Liner operators Evergreen Marine Corporation, Wan Hai Lines and Regional Container Lines (RCL) all reported profits for Q2 as blanked sailings and lower bunker costs mitigated the impact of reduced cargo volumes.
Evergreen recorded a net profit of TW$3.19 billion (US$108.28 million) and Wan Hai made a net profit of TW$1.68 billion (US$56.82 million).
The Covid-19 pandemic tested the liner industry’s ability to practise capacity discipline and route configurations.

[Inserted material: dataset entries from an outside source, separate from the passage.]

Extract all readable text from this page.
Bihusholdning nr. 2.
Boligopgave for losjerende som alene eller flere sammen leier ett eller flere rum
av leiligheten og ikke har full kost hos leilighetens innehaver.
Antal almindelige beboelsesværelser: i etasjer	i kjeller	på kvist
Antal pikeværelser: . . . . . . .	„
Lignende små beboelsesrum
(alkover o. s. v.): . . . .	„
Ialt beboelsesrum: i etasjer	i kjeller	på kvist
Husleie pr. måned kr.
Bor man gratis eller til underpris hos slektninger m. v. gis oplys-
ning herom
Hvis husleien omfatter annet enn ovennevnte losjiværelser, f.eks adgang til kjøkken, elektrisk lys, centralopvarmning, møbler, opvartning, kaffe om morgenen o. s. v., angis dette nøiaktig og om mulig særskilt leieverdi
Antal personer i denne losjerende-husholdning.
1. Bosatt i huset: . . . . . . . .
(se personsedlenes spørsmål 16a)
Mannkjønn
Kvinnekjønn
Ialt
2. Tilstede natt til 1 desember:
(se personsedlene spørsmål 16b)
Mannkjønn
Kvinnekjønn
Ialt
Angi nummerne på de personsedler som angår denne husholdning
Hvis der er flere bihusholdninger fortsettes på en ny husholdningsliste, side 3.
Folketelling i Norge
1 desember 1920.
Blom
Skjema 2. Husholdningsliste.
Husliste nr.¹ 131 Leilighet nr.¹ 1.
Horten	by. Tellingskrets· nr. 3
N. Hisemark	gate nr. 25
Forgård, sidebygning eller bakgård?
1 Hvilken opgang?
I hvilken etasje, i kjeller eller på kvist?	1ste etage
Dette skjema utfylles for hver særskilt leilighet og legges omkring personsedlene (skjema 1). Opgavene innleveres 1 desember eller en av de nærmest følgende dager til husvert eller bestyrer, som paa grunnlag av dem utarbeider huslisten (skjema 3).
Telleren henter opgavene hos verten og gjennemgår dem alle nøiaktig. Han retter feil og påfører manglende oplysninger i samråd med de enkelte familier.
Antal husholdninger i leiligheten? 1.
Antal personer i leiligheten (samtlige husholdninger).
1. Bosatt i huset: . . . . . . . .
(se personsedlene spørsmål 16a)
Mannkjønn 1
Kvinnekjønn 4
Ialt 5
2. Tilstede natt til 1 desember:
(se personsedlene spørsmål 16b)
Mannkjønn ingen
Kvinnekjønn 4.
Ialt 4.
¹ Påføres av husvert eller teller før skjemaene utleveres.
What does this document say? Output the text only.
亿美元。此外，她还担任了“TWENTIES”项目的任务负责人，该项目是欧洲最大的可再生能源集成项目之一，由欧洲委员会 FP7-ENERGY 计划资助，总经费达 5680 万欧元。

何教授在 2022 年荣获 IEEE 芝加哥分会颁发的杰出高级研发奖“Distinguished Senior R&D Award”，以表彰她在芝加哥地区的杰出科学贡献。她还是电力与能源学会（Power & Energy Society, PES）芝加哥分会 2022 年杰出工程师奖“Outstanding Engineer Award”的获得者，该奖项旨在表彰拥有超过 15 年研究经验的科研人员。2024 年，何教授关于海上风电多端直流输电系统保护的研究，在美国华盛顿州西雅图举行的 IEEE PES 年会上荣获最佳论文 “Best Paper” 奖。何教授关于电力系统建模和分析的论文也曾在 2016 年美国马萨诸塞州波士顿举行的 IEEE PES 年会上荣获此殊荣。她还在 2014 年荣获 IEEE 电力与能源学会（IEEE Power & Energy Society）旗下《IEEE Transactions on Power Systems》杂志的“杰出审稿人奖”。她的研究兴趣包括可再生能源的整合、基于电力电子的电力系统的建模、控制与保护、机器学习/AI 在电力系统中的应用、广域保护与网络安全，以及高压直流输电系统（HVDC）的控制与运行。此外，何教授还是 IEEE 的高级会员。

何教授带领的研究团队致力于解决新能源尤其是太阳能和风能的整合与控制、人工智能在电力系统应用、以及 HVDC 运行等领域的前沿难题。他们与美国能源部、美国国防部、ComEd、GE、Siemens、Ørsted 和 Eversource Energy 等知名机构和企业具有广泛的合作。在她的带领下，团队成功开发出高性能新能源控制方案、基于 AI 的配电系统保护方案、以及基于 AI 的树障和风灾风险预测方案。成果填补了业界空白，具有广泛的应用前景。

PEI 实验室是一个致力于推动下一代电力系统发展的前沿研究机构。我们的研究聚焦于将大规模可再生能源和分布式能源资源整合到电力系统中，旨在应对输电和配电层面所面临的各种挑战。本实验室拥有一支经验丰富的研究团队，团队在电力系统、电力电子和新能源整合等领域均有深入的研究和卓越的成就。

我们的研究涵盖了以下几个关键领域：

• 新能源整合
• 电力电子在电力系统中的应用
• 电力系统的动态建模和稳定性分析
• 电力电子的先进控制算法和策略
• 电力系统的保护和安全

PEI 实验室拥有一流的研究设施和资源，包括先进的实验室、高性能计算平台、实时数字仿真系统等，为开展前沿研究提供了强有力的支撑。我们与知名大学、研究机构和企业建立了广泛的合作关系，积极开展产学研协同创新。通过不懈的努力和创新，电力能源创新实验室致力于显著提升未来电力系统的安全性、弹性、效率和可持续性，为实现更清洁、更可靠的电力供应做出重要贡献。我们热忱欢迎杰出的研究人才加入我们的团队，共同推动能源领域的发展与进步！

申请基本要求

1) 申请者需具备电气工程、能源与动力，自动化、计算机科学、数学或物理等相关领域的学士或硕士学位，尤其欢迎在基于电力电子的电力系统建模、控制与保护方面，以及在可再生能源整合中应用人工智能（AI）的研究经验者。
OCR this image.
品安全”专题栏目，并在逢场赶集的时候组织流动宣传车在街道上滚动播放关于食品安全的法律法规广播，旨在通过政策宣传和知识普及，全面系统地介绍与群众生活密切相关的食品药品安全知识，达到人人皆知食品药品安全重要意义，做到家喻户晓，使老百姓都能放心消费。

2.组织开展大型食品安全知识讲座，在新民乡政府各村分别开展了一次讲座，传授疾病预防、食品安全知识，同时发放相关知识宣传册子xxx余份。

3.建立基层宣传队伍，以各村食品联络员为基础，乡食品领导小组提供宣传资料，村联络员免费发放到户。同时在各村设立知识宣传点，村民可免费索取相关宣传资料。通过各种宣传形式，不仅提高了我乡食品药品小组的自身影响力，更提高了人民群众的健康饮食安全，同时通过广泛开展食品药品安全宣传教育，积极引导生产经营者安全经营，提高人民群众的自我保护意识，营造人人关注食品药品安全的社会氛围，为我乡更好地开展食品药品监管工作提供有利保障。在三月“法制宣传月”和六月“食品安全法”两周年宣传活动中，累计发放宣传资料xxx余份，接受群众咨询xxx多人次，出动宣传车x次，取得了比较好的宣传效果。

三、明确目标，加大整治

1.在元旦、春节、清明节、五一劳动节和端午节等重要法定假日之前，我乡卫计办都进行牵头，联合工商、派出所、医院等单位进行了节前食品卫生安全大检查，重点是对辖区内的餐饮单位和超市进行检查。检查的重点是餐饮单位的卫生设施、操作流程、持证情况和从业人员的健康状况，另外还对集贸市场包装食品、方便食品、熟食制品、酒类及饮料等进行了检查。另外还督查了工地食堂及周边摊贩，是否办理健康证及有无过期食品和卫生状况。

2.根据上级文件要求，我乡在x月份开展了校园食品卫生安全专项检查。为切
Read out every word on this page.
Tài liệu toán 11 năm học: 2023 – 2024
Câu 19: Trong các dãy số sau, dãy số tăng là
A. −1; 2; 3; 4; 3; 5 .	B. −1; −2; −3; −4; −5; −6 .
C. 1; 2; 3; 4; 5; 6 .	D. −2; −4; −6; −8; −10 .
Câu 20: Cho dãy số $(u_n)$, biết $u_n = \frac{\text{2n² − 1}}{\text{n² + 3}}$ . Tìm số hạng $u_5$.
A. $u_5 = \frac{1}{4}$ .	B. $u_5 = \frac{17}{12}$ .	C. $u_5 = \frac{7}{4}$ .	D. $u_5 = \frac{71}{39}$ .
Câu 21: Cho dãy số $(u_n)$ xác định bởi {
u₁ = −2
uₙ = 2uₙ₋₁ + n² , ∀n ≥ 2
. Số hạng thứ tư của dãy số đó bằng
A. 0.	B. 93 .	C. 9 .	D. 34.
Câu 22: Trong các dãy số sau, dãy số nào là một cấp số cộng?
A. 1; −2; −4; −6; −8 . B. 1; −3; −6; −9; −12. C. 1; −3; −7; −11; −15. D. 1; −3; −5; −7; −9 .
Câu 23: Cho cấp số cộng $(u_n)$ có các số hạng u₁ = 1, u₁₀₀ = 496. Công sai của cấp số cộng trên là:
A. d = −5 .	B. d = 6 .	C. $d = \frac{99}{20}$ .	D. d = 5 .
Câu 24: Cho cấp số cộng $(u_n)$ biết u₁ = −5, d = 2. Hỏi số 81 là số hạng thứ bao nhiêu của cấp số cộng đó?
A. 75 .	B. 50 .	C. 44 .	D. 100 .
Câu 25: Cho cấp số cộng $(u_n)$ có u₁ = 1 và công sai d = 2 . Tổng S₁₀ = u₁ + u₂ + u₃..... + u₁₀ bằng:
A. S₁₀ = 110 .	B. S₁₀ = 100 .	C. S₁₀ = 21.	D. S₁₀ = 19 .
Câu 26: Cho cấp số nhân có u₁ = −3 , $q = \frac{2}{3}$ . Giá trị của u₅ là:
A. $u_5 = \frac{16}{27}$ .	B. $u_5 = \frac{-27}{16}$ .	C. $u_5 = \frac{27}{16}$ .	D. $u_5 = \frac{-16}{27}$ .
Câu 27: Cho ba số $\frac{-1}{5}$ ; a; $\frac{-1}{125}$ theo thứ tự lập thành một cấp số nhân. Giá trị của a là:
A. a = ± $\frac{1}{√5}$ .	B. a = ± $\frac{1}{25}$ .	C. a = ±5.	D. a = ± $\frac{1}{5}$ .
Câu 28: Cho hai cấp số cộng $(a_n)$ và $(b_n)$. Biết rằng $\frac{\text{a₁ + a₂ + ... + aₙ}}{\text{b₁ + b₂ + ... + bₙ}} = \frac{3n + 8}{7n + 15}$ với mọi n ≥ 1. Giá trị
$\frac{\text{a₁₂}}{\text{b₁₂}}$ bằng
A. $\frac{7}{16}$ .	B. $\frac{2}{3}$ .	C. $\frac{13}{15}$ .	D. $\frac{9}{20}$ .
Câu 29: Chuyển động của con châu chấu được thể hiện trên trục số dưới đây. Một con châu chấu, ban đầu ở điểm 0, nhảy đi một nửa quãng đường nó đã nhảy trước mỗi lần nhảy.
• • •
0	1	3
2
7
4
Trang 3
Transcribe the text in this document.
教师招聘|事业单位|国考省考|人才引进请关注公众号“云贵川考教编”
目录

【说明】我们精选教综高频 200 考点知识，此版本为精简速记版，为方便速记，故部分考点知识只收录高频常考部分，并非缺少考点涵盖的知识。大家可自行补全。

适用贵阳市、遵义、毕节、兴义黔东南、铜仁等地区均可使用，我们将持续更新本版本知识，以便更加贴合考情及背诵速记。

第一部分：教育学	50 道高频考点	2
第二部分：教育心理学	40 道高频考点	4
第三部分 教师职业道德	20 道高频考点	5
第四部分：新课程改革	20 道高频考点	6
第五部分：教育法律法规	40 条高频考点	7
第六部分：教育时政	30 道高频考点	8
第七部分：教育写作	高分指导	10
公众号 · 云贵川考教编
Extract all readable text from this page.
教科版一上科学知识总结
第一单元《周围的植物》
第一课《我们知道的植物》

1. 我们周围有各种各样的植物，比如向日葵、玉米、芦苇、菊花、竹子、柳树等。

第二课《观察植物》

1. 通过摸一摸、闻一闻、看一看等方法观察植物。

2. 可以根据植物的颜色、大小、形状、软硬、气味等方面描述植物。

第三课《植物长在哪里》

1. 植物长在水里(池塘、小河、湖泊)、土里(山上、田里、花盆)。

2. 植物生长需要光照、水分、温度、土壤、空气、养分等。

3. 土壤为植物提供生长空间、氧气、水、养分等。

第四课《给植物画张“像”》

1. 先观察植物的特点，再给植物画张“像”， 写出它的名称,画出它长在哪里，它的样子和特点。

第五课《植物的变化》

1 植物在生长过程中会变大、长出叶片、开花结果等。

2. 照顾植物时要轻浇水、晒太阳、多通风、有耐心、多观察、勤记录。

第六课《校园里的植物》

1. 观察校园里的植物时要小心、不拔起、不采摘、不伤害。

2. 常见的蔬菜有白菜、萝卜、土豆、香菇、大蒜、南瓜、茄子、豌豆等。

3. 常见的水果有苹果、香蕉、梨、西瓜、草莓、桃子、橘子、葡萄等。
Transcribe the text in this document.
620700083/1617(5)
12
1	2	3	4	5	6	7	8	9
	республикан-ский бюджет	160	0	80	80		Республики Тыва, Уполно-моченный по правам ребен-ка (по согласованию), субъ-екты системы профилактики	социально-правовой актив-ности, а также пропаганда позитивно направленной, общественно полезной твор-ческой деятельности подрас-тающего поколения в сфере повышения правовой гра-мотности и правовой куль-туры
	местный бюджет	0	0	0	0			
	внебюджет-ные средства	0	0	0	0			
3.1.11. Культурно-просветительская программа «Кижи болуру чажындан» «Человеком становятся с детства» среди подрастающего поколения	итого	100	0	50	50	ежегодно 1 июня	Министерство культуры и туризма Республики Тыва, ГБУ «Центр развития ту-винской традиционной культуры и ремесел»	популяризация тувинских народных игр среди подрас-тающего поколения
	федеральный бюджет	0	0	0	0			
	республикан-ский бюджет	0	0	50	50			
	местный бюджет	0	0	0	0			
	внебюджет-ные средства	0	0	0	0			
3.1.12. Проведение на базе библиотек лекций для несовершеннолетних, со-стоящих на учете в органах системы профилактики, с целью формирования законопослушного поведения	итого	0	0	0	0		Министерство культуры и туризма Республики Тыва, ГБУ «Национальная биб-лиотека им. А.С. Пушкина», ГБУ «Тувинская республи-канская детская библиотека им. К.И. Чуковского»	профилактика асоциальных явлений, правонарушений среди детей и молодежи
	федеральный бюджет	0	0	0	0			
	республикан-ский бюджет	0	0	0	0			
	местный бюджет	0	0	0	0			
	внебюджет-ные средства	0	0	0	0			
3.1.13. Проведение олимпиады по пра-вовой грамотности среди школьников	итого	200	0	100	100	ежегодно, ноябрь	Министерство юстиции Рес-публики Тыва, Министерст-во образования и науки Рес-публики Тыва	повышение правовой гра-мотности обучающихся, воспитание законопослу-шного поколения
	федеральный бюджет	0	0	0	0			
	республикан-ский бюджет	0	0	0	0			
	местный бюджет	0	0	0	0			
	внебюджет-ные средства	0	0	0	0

Evergreen stated that its net profit, which came after losses in the previous two quarters, was mainly due to the large increase in the Transpacific freight rates and the drop in bunker prices.
In Q2, vessels sailing from East Asia to both the US West Coast and US East Coast were at full capacity, and freight rates increased weekly. In particular, the US East Coast route rose to US$3,303/FEU at the end of June. Freight for the US West Coast route reached US$2,692/FEU.
Evergreen said that with freight rates still heading northwards, the company’s net profit will be higher in the traditional peak season, in Q3.
Its compatriot, Wan Hai, saw its net profit surge by 140% from the year-ago. Like its peers, Wan Hai reduced its expenses by returning chartered ships and blanking sailings. As average oil prices were 30% lower year-on-year, the company increased its profits. Wan Hai saw opportunities with the shortage of capacity on the Transpacific route, prompting it to launch a solo service.
Thailand’s RCL saw net profits surge to THB215 million (US$6.97 million) in Q2, as cargo volumes fell 15% to 465,000TEU. Reduced capacity lent support to freight rates, and bunker costs were down 37% lower, which saw a substantial rise in the company’s net profit.
RCL said it had improved its income through “Special port calls and extra voyage arrangements where cargoes existed.” RCL is continuing with cost-control action “through better capacity optimisation, cargo operation arrangements and box management.”